The datasets used to train AI are colossal and require massive amounts of energy to run. By one estimate, training one large deep-learning model produces 626,000 pounds of carbon dioxide. A single data center can consume the amount of electricity equivalent to power 50,000 homes. Increasing transparency regarding the environmental cost of these models will be crucial in setting the AI field on a more environmentally sustainable path.
Potential disruption to the economy and the job market is another concern. According to one study, potentially two-thirds of all jobs will be impacted by generative AI and up to a quarter of all work tasks being performed today might be automated using the technology. Worldwide, generative AI may replace the equivalent of 300 million full-time jobs.

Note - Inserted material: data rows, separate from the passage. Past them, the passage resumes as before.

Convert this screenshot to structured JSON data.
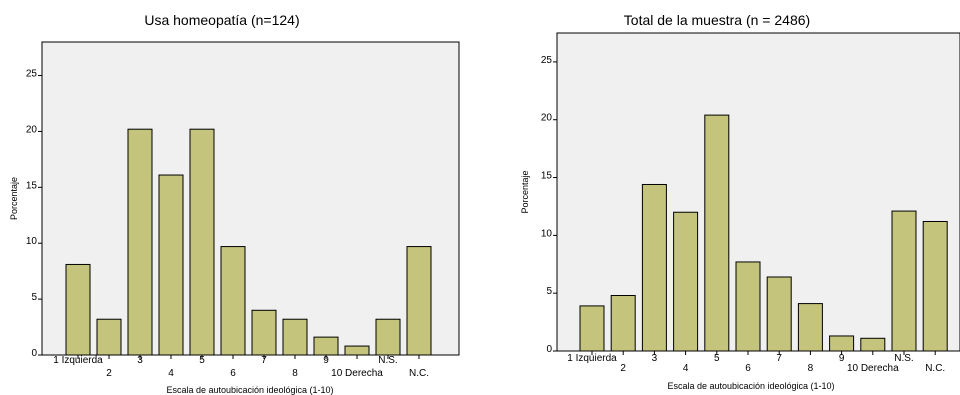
{
  "chart_data": [
    {
      "type": "bar",
      "title": "Usa homeopatía (n=124)",
      "xlabel": "Escala de autoubicación ideológica (1-10)",
      "ylabel": "Porcentaje",
      "categories": [
        "1 Izquierda",
        "2",
        "3",
        "4",
        "5",
        "6",
        "7",
        "8",
        "9",
        "10 Derecha",
        "N.S.",
        "N.C."
      ],
      "values": [
        8.1,
        3.2,
        20.2,
        16.1,
        20.2,
        9.7,
        4.0,
        3.2,
        1.6,
        0.8,
        3.2,
        9.7
      ],
      "ylim": [
        0,
        28
      ],
      "yticks": [
        0,
        5,
        10,
        15,
        20,
        25
      ],
      "grid": false,
      "bar_color": "#c4c47c",
      "plot_background": "#f0f0f0"
    },
    {
      "type": "bar",
      "title": "Total de la muestra (n = 2486)",
      "xlabel": "Escala de autoubicación ideológica (1-10)",
      "ylabel": "Porcentaje",
      "categories": [
        "1 Izquierda",
        "2",
        "3",
        "4",
        "5",
        "6",
        "7",
        "8",
        "9",
        "10 Derecha",
        "N.S.",
        "N.C."
      ],
      "values": [
        3.9,
        4.8,
        14.4,
        12.0,
        20.4,
        7.7,
        6.4,
        4.1,
        1.3,
        1.1,
        12.1,
        11.2
      ],
      "ylim": [
        0,
        27.5
      ],
      "yticks": [
        0,
        5,
        10,
        15,
        20,
        25
      ],
      "grid": false,
      "bar_color": "#c4c47c",
      "plot_background": "#f0f0f0"
    }
  ]
}
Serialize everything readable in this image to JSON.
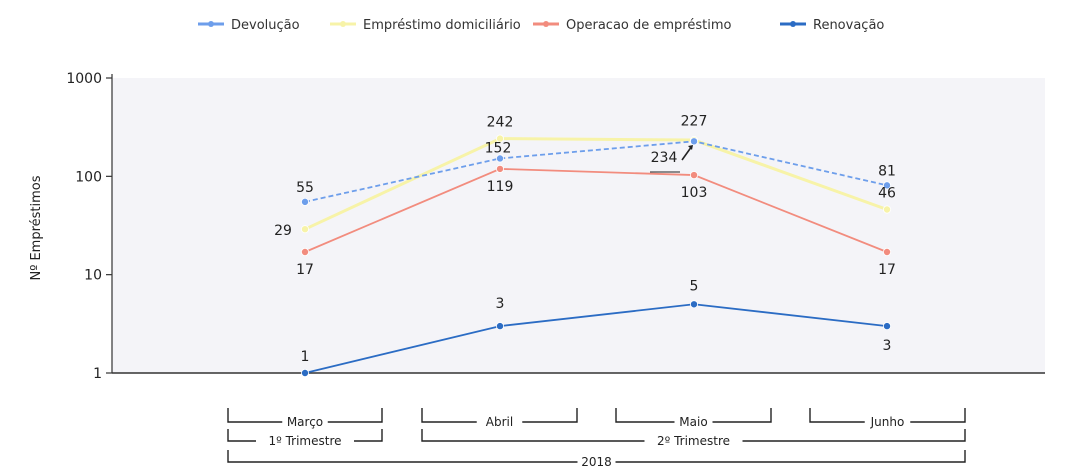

Forward thinking food companies will have to weigh the costs and benefits and participate in the cultural conversation as we collectively explore this new landscape. University research centers, such as the AI Institute for Next Generation Food Systems, will help develop the best policies and practices. The institute, which is dedicated to accelerating the use of AI to optimally produce, process and distribute safe and nutritious food, will be helpful to understand the evolving impact of this nascent technology.